On the other end of the spectrum lies Spain, a cautionary tale that the US seems to be emulating. In 2025, Spanish authorities reclassified poker players, grouping them with professional athletes. This change meant that not only were residents taxed at punitive rates, but non-residents playing in festivals like the EPT Barcelona were subject to taxes on their gross winnings for that trip, often without the ability to deduct losses incurred in other sessions. The result was a chilling effect on high-stakes action, with many pros boycotting Spanish stops.
The US OBBBA rules threaten to create a “worst of both worlds” scenario: the aggressive enforcement of the IRS combined with a tax logic that denies the reality of the business expenses. If the law holds, we may see a “brain drain” of American poker talent relocating to London, Vancouver, or tropical tax havens, leaving the Las Vegas and Florida poker economies hollowed out.
The Ecosystem Collapse
The impact of Erik Seidel stepping back is symbolic, but the structural damage to the poker economy could be catastrophic. The poker ecosystem relies on a delicate balance of liquidity. Professional players provide the volume that keeps card rooms open, tournaments running, and prize pools guaranteeing millions.
Backing and staking—the practice where investors put up the money for a player’s buy-ins in exchange for a cut of the profits—would likely be decimated. Staking deals operate on thin margins. If a “horse” (the player) incurs a tax bill on a break-even year, who pays it? The backer? The player? The math of a standard 50/50 profit split collapses when the tax liability exceeds the actual profit.
Furthermore, the “grinder” class—the young pros Seidel expressed concern for—would be wiped out. A player grinding $1,500 and $3,000 events needs to play hundreds of tournaments a year to realize their equity. This high turnover ensures that their “gross winnings” figure is massive compared to their net profit. These are exactly the players the 90% cap targets most aggressively. Without them, tournament fields shrink, guarantees are missed, and casinos reduce their poker offerings.
The irony, as noted by critics like Phil Hellmuth, is that this policy might actually reduce total tax revenue. If pros play less, they win less, and they tip less. If they move abroad, they pay nothing to the US Treasury.

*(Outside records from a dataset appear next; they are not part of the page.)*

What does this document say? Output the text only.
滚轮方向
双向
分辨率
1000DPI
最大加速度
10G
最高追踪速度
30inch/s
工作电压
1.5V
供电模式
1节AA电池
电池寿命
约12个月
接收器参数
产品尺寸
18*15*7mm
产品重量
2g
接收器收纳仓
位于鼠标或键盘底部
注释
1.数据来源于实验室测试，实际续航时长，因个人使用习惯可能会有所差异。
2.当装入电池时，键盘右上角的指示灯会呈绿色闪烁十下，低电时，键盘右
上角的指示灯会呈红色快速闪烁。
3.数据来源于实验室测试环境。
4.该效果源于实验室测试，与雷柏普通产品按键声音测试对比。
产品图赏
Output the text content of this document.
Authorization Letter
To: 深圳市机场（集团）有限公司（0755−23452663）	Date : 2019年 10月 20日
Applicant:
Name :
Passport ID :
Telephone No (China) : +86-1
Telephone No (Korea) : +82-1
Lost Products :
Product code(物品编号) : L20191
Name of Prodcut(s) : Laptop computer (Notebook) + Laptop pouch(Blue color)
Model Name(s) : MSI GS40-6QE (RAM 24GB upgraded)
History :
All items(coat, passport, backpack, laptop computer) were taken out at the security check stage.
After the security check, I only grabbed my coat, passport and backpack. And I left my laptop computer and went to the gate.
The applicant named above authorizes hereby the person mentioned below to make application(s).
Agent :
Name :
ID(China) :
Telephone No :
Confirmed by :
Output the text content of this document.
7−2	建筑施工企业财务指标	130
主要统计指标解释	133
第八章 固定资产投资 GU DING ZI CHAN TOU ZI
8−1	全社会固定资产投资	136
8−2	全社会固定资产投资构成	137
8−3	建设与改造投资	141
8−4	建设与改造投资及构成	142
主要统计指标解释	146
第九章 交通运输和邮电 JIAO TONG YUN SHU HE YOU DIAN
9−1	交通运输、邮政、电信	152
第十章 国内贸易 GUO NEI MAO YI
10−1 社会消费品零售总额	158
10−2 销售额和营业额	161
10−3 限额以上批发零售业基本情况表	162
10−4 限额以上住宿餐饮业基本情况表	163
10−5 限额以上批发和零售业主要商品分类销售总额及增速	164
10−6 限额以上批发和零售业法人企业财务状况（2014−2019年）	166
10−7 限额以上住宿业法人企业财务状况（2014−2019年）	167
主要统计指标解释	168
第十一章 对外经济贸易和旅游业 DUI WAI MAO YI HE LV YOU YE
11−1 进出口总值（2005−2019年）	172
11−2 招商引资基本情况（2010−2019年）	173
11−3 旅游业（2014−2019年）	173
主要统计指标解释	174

If they quit to trade crypto or stocks, the casino industry loses its most reliable customers, especially in an era with ready
Adapting to a New Reality
Erik Seidel has reinvented himself half a dozen times. He transitioned from the analog days of physical tells to the digital age of GTO (Game Theory Optimal) play. He survived the influx of internet prodigies and the aggressive styles of the German high rollers. But you cannot GTO your way out of a tax bill that exceeds your profit.
Seidel has stated he will still play the “big ones”—the WSOP Main Event, perhaps the occasional WPT Championship. But the daily grind, the $10,000 High Rollers at the Aria, and the traveling circuit may become memories. He is effectively being priced out of his own profession by his own government.
For the fans, this is a tragedy. Watching Seidel work a final table is a masterclass in patience and predatory instinct. To see that career forcibly sunsetted not by a loss of skill, but by a line item in a budget bill, feels like an anticlimactic end to a blockbuster story.
As 2026 approaches, the poker world holds its breath. Will the FAIR BET Act find a way through the gridlock? Will the IRS issue a clarifying guidance that softens the blow? Or will the next World Series of Poker be noticeably quieter, missing the familiar faces that built the legend of Las Vegas, leaving empty seats where the giants used to sit?
The cards are in the air, but for the first time in a long time, the house—or rather, the House of Representatives—has dealt a hand that even Erik Seidel might not be able to beat.